Il n'a plus été question de motion de censure, depuis 1962, ce qui est surprenant. En même temps, nous sommes dans le cadre de l'application de la loi, donc il n'y a rien de grave. Mais si l'on examine la question sous l'angle de l'économie sociale et solidaire, je me concentrerais sur les raisons qui sous-tendent cette décision (...) Du point de vue des députés, le budget proposé par Barnier aurait causé plus de souffrances plutôt que fourni des solutions. On a évalué le nombre d'emplois qui auraient été menacés, si ce budget avait été adopté et on a constaté qu'environ 186 mille emplois auraient été supprimés. (...) J'ai parlé avec le Premier ministre, qui est une personne très respectable et capable de dialoguer... J'étais très inquiet des conséquences de ce projet de loi de finances.

Le fait de ne pas l'appliquer, aujourd'hui, donne du répit et fournit une occasion de négocier, tant que nous respectons les règles du jeu démocratique. En tant qu'acteur de l'économie sociale et solidaire, je juge le débat sur ces questions budgétaires comme quelque chose de positif. Les Premiers ministres changent, mais nous restons debout.

Selon vous, quelle personnalité pourrait être nommée à Matignon ?

Je n'en ai aucune idée. C'est entre les mains de Macron et personne ne sait les décisions qu'il prendra.
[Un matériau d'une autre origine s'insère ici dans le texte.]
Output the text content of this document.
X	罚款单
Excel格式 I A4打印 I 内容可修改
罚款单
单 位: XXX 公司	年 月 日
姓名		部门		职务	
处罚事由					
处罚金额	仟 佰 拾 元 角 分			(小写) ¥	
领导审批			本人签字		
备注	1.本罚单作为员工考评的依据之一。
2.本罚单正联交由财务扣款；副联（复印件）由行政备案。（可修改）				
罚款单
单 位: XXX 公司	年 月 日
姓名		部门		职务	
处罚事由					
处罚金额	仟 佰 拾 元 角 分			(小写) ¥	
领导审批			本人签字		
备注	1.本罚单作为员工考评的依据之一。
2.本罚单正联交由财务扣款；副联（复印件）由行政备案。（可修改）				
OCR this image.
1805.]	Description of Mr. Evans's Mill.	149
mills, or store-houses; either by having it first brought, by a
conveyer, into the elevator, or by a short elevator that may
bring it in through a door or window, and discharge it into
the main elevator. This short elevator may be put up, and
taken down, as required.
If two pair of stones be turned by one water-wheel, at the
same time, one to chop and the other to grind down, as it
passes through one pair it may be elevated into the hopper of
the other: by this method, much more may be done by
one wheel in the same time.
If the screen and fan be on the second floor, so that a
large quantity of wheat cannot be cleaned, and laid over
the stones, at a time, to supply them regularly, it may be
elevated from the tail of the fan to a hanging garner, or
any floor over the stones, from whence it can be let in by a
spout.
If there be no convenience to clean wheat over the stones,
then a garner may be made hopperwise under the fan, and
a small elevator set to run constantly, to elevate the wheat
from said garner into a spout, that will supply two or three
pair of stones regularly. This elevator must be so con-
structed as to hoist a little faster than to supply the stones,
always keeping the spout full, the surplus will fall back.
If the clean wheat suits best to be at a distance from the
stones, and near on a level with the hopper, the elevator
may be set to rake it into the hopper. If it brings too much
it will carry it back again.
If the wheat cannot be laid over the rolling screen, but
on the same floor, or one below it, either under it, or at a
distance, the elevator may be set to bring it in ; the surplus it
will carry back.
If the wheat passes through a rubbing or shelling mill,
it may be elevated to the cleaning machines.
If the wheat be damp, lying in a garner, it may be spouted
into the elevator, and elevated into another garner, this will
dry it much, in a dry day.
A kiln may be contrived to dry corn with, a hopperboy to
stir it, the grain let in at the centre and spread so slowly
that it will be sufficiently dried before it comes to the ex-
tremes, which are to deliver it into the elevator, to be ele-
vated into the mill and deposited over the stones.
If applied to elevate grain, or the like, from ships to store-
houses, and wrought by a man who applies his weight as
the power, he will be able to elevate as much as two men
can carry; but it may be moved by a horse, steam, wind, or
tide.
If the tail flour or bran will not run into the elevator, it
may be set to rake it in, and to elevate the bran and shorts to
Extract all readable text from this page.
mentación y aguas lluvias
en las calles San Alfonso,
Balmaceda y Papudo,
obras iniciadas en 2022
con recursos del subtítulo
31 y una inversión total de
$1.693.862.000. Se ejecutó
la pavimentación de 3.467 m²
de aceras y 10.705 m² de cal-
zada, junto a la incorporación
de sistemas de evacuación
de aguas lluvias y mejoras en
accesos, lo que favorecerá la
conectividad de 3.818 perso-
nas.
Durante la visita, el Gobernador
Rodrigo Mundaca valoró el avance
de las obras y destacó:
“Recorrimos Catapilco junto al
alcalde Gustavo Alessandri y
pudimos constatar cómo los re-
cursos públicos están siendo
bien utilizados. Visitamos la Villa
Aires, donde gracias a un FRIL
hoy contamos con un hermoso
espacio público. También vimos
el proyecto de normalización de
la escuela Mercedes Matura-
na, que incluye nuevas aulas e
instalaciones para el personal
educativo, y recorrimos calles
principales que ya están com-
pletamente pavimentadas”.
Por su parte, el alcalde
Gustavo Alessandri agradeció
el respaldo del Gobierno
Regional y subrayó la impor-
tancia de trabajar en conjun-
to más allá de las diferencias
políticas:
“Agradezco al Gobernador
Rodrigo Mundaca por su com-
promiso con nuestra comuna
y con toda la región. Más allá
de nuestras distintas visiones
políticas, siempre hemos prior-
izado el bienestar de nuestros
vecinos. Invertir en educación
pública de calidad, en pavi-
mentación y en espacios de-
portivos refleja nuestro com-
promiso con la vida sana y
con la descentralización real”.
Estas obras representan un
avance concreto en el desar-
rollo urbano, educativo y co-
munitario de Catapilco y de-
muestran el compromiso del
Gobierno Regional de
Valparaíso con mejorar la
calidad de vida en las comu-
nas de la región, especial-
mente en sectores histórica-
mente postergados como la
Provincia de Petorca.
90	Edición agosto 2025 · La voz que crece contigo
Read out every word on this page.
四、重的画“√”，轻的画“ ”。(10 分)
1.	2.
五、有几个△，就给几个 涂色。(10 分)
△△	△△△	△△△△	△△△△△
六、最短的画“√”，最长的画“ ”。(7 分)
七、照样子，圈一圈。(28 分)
Cela pourrait être un homme ou une femme, de gauche ou de droite, mais il penche beaucoup vers la droite. Cependant, je ne sais pas.

Après la visite d'Emmanuel Macron au Maroc et la signature de plusieurs accords estimés à 10 milliards d'euros, pensez-vous que la France compte faire la même chose avec la Tunisie ? Surtout que les relations diplomatiques et économiques qui remontent à des décennies nécessitent cette collaboration ?

D'abord, il doit y avoir une volonté des deux parties. Je pense que nous sommes liés des deux côtés de la Méditerranée. Je me projette vers des relations qui respectent les agendas mutuels et qui se construisent sur des coopérations à long terme. Il est clair qu'il y a de nombreux points communs entre la France et la Tunisie, notamment en ce qui concerne l'économie sociale et solidaire. Il existe des expériences dans les deux pays, dans des domaines où nous pouvons être tous gagnants. (...) Il faut construire des stratégies de long terme qui reposent sur de gros contrats.

Selon vous, en tant que défenseur de l'économie sociale et solidaire (ESS), pouvez-vous nous dire comment les entreprises de l'ESS peuvent soutenir la reprise économique dans un pays comme la Tunisie ?

L'ESS est une économie de la souveraineté parce que c'est une économie territorialisée (...) Plus vous développez de l'ESS, plus vous êtes souverain économiquement. Cela est applicable à divers secteurs, comme la transition écologique, le recyclage, l'agriculture, la pêche, l'industrie...

L'économie sociale et solidaire inclut les unions, les organisations associatives et les coopératives liées régionales. Ces entreprises ne peuvent pas être vendues à l'étranger ni changer facilement d'identité. Lorsqu'une entreprise est créée, elle reste stable et ne peut pas être délocalisée, ce qui en fait un levier important et vital pour la souveraineté économique (...) De plus, les citoyens participent directement à ces innovations sociales et à ces entreprises; ce qui crée un double bénéfice. D'une part, des entreprises sont créées, offrant des opportunités d'emploi et générant de la richesse et, d'autre part, les citoyens participent à la prise de décision au sein de ces institutions (...) Par exemple, lorsque nous parlons de la célébration du centenaire de la première coopérative tunisienne, fondée en 1924, ce qui est rare, nous comprenons à quel point ce type d'entreprises est important. Une telle coopérative est une entreprise durable et lorsqu'on crée ce genre d'entreprise, il y a une possibilité que vos enfants et petits-enfants en bénéficient.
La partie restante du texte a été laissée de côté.